Hypochondria is a watchword of pandemic. Never before have many of us been so attentive to our health and its many detractors - door handles, uncovered mouths and nostrils.
The hypochondriac impulse, especially in a time of unsolvable anxiety, can bleed beyond its immediate reference point - COVID - and into a hypersensitivity to the idea of our own fragility.
Against this background, renowned Australian medical personality Kerryn Phelps has released a new book, How to Keep Your Brain Young: Preserve Memory, Reduce Dementia Risk, Harness Neuroplasticity, and Restore Function.
A pocket guide for brain-health phenomena, it is comprised of chapters like "Alcohol and the Brain" and "Brain and Connectedness", themselves built of subtopics as short as 50 words or as long as several pages. The book is divided into three major sections. The first two thirds of the book relate descriptively to brain function, beginning with fairly scholastic accounts of neurons, the lobes, and other brain business. The final third - the latter two parts - more overtly realises the promise of the title, producing advice and a plan for brain maintenance.
It is well written and clear, not recoiling from technical complexity, but nevertheless approachable and implementable. It's generality however carries the feel of "public health" information. The first half in particular is perhaps better approached on a "pick and choose" basis - engage with sections that are interesting or relevant, leave others for a later return.
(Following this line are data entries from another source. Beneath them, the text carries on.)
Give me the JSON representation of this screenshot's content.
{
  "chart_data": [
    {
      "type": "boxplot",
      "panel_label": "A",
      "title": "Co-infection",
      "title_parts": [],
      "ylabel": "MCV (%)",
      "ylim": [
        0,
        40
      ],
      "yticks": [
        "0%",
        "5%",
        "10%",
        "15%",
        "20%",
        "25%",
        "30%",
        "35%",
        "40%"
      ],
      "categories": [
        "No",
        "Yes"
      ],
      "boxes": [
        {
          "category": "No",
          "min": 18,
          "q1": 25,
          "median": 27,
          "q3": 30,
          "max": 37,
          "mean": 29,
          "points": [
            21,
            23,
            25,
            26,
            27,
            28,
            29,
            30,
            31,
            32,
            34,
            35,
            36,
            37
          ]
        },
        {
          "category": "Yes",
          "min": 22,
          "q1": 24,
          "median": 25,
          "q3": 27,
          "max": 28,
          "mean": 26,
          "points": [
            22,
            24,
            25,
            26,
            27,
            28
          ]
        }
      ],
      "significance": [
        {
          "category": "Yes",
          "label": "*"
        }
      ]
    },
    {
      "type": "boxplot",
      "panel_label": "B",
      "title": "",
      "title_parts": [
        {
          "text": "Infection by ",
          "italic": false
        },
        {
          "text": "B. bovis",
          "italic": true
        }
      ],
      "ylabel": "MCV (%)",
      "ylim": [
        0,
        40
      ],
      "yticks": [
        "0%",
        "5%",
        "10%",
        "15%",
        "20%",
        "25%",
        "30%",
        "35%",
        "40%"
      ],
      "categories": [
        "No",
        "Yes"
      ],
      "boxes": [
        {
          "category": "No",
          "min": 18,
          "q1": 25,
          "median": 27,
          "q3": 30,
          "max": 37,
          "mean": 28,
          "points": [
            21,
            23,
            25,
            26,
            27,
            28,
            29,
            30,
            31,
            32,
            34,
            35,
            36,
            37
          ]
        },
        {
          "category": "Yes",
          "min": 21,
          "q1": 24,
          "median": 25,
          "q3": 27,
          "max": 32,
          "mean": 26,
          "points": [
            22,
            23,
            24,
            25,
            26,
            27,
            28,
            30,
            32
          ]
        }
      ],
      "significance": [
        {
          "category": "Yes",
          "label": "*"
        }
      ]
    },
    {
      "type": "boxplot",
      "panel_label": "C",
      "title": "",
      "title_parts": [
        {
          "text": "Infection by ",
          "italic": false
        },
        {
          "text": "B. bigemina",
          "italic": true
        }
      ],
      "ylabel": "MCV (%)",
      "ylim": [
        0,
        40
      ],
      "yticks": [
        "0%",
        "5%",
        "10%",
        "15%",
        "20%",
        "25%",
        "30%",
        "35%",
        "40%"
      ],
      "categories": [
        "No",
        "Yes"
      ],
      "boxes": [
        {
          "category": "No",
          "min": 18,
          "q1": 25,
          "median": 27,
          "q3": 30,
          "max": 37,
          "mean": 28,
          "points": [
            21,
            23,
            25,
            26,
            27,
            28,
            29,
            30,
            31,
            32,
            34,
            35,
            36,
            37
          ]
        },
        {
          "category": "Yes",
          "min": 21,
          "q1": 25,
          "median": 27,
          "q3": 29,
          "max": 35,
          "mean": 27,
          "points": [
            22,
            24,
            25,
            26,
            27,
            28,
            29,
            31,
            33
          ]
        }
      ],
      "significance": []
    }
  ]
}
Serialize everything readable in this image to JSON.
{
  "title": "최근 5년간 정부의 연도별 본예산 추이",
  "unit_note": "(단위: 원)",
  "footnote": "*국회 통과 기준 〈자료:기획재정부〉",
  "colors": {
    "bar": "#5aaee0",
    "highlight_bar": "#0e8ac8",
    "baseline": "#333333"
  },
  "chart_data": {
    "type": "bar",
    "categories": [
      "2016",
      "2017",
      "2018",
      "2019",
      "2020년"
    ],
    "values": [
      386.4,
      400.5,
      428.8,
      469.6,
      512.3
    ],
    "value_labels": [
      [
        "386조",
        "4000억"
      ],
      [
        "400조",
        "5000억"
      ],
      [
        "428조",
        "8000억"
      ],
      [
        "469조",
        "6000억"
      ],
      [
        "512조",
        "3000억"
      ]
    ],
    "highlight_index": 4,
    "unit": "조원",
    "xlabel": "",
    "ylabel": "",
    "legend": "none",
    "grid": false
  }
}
How to Keep Your Brain Young sometimes reveals more about the absence of what we know than the presence. Often talk of blueberry breakfasts or fish omega leads us back to the inevitable, dominant determinant, genetics, in a veiled but somewhat underwhelming way; and still further study may simply be needed.
The book's general recommendations can also seem a bit recurrent: don't drink, don't smoke, don't stress.
It is nevertheless revealing of topics of discussion in aging and the brain that are not ordinarily known - it has a lot to teach, for example, about conditions, such as "dementia mimics", that are under-advertised.
I found chapters 23 and 24 on "Brain and Exercise" and "Brain and Food" particularly interesting, informative and applicable, and am the more enthused to learn an instrument from hearing the persuasive brain benefits.
The book, then, does what it says on the box: an interesting foray into the state of the discourse on the brain and aging, but one that, like the hypochondriac impulse itself, rewards a selective, light-hearted approach - we've had enough grave urgency this year!